Iaijutsu is the art of drawing the sword and cutting in one fluid motion. The style itself originated was originated in 1590 by Hayashizaki Jinsuke Minamoto no Shigenobu, whose father was slain by a swordsman. Young Hayazashizaki, less skillful that than swordsman that killed his father, meditated 100 days at a shrine and (it is said) received insight into the method that became Iaijutsu. He successfully avenged his father and went on to found the style.
I cannot now tell you how I found it - I was just searching on the Internet not soon after I had moved to New Home and was looking for something to learn. I had done European fencing in the past and while I had enjoyed it, it was not a complete sword style to me: there was no drawing, no sheathing, no practical application in what would have been real situations.
Iaijutsu, in the nine years I have practiced it, has taught me many things. Yes, it has taught me some level of using the sword as well as open hand techniques and naginata. But I would argue that it has actually taught me a great deal more.
The practice of Iai has changed my character. It has instilled in me discipline (through practice) and consistency (in practice and attending class week after week, year after year). It has taught me the practice of patience and the speed of reaction. It has taught me the importance of timing and distance - factors not important just in Iai but in life itself (everything, if you think about it, is related to timing (when and where) and distance (how far and how close).

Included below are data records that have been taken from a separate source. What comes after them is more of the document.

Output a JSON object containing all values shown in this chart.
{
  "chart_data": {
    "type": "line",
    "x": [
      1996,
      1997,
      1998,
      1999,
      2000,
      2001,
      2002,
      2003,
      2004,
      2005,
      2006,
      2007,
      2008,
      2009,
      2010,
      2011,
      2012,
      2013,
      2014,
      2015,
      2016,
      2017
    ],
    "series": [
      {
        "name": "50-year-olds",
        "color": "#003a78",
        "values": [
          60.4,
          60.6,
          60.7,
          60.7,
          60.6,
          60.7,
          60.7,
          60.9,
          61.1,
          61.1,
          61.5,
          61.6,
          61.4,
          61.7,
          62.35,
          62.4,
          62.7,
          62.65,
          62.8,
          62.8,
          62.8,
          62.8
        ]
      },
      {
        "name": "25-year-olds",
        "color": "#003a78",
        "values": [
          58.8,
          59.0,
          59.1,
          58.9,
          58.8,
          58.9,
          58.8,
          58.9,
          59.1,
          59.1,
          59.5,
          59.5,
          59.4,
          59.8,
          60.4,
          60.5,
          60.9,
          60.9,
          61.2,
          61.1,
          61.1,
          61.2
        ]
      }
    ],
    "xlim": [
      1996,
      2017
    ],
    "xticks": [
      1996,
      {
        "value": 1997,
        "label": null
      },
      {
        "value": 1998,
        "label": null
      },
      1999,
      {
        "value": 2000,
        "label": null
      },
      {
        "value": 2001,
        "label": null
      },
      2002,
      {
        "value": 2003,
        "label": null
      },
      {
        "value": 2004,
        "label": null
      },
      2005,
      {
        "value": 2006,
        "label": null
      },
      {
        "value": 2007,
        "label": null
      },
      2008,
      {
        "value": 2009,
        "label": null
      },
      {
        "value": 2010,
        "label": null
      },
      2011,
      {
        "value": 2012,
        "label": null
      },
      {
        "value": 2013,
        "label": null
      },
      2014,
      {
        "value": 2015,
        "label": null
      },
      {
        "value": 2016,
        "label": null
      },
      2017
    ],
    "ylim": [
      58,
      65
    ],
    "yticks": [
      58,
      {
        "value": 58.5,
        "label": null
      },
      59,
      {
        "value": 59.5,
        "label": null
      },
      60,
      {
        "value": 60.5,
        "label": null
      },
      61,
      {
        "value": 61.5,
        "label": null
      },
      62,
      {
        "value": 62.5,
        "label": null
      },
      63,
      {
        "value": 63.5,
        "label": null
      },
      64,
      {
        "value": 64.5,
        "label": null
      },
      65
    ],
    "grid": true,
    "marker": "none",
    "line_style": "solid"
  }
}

It has also given the insight that ten year old me wanted into Japanese culture. It enabled me to return to Japan. And it has given me a new set of friends scattered all over the world but united by Iai.
It allowed me to have a basic level of understanding of the techniques of the lowest level - as I argue, I am now always the sensei of last resort, when my own sensei is unable to attend class.
It has also taught me how little I actually know - that just knowing the techniques of anything are not the same as understanding it and that only practicing the techniques in order of learning is not the same as applying them in real life - sword battles usually do not end at the first cut and must be continued until victory, just as any other situation in life. It gives me something to look forward to on the worst of days and inevitably I feel better mentally after I have been to class.
After nine years I would tell you that I am a mediocre swordsman at best, scarcely able to clear the sheath and get a cut or block. But I am always comforted by the head of my order, who always reminds us that Iai mastery is a lifetime art, a journey whose destination we never quite reach.
And every day, I get to take one more step towards mastery.